Franchot won’t endorse in primary -- Gazette.Net


Maryland Comptroller Peter V.R. Franchot says he won’t endorse a candidate in the state’s 2014 Democratic primary for governor.

Franchot (D) said he has worked with and likes Democratic candidates Lt. Gov. Anthony Brown, Del. Heather Mizeur (D-Dist. 20) Attorney General Douglas F. Gansler, and doesn’t plan to pick a favorite in the June 2014 primary.

“I’m going to be like Switzerland,” he said.

Franchot said he does plan to endorse the Democratic candidate for governor in November’s general election.

Franchot considered a run for the governor’s mansion himself, but announced in December that he wouldn’t seek the office, calling the comptroller’s position his “dream job.”

He was in Damascus on Thursday to present a proclamation to the Damascus Volunteer Fire Department for its service to the town’s residents.

Volunteers such as those at the fire company represent old-fashioned Maryland values, he said.

Darron Long, who has been chief of the Damascus fire company for 32 years, said the recognition was nice because it lets the members know their work is being noticed.

It also meant a lot that Franchot came to deliver the honor personally.

“It’s been really well appreciated,” Long said.

Franchot also presented a proclamation to Damascus’ Jimmie Cone restaurant, recognizing it for more than 50 years of providing ice cream and serving as a center of the community.

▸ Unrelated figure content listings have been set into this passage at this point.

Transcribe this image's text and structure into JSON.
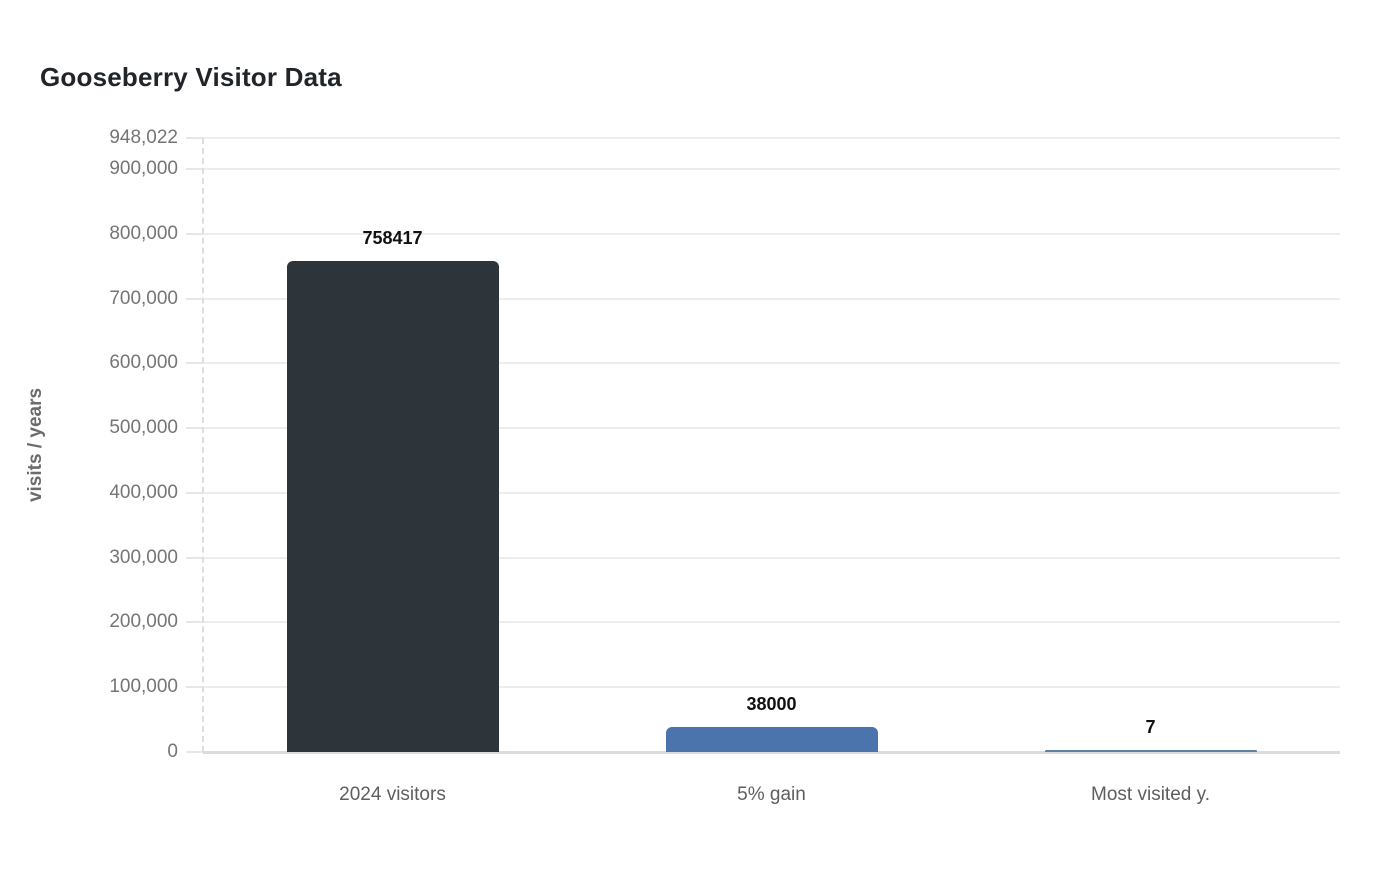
{
  "title": "Gooseberry Visitor Data",
  "chart_data": {
    "type": "bar",
    "title": "Gooseberry Visitor Data",
    "xlabel": "",
    "ylabel": "visits / years",
    "categories": [
      "2024 visitors",
      "5% gain",
      "Most visited y."
    ],
    "values": [
      758417,
      38000,
      7
    ],
    "value_labels": [
      "758417",
      "38000",
      "7"
    ],
    "bar_colors": [
      "#2d353a",
      "#4c74ac",
      "#5d81a5"
    ],
    "ylim": [
      0,
      948022
    ],
    "y_ticks": [
      {
        "value": 948022,
        "label": "948,022"
      },
      {
        "value": 900000,
        "label": "900,000"
      },
      {
        "value": 800000,
        "label": "800,000"
      },
      {
        "value": 700000,
        "label": "700,000"
      },
      {
        "value": 600000,
        "label": "600,000"
      },
      {
        "value": 500000,
        "label": "500,000"
      },
      {
        "value": 400000,
        "label": "400,000"
      },
      {
        "value": 300000,
        "label": "300,000"
      },
      {
        "value": 200000,
        "label": "200,000"
      },
      {
        "value": 100000,
        "label": "100,000"
      },
      {
        "value": 0,
        "label": "0"
      }
    ],
    "grid": "horizontal",
    "legend": "none",
    "colors": {
      "background": "#ffffff",
      "title_text": "#212529",
      "tick_text": "#757575",
      "category_text": "#5e5e5e",
      "axis_label_text": "#6b6b6b",
      "gridline": "#ededed",
      "baseline": "#dcdcdc"
    }
  }
}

Franchot said he presents many proclamations to restaurants because they offer a lot of jobs in communities around Maryland.

Franchot said he remains concerned about the effect the government’s budget sequestration cuts have had on the state.

While there have been some small areas of recovery in Maryland, the state is not in a full economic recovery and sequestration adds to the anxiety of families and businesses, he said.

“We have a lot of angst,” he said.

But Franchot said he’s not sure it’s fair to blame July’s loss of about 9,300 jobs on sequestration, pointing out that nearby Virginia gained jobs during the same period.

Maryland Labor Secretary Leonard Howie said Monday the sequestration cuts likely had “some impact” on the job numbers.

“All I know is, there’s a lot of jobs we need to create in Maryland, and they’re not appearing right now,” Franchot said.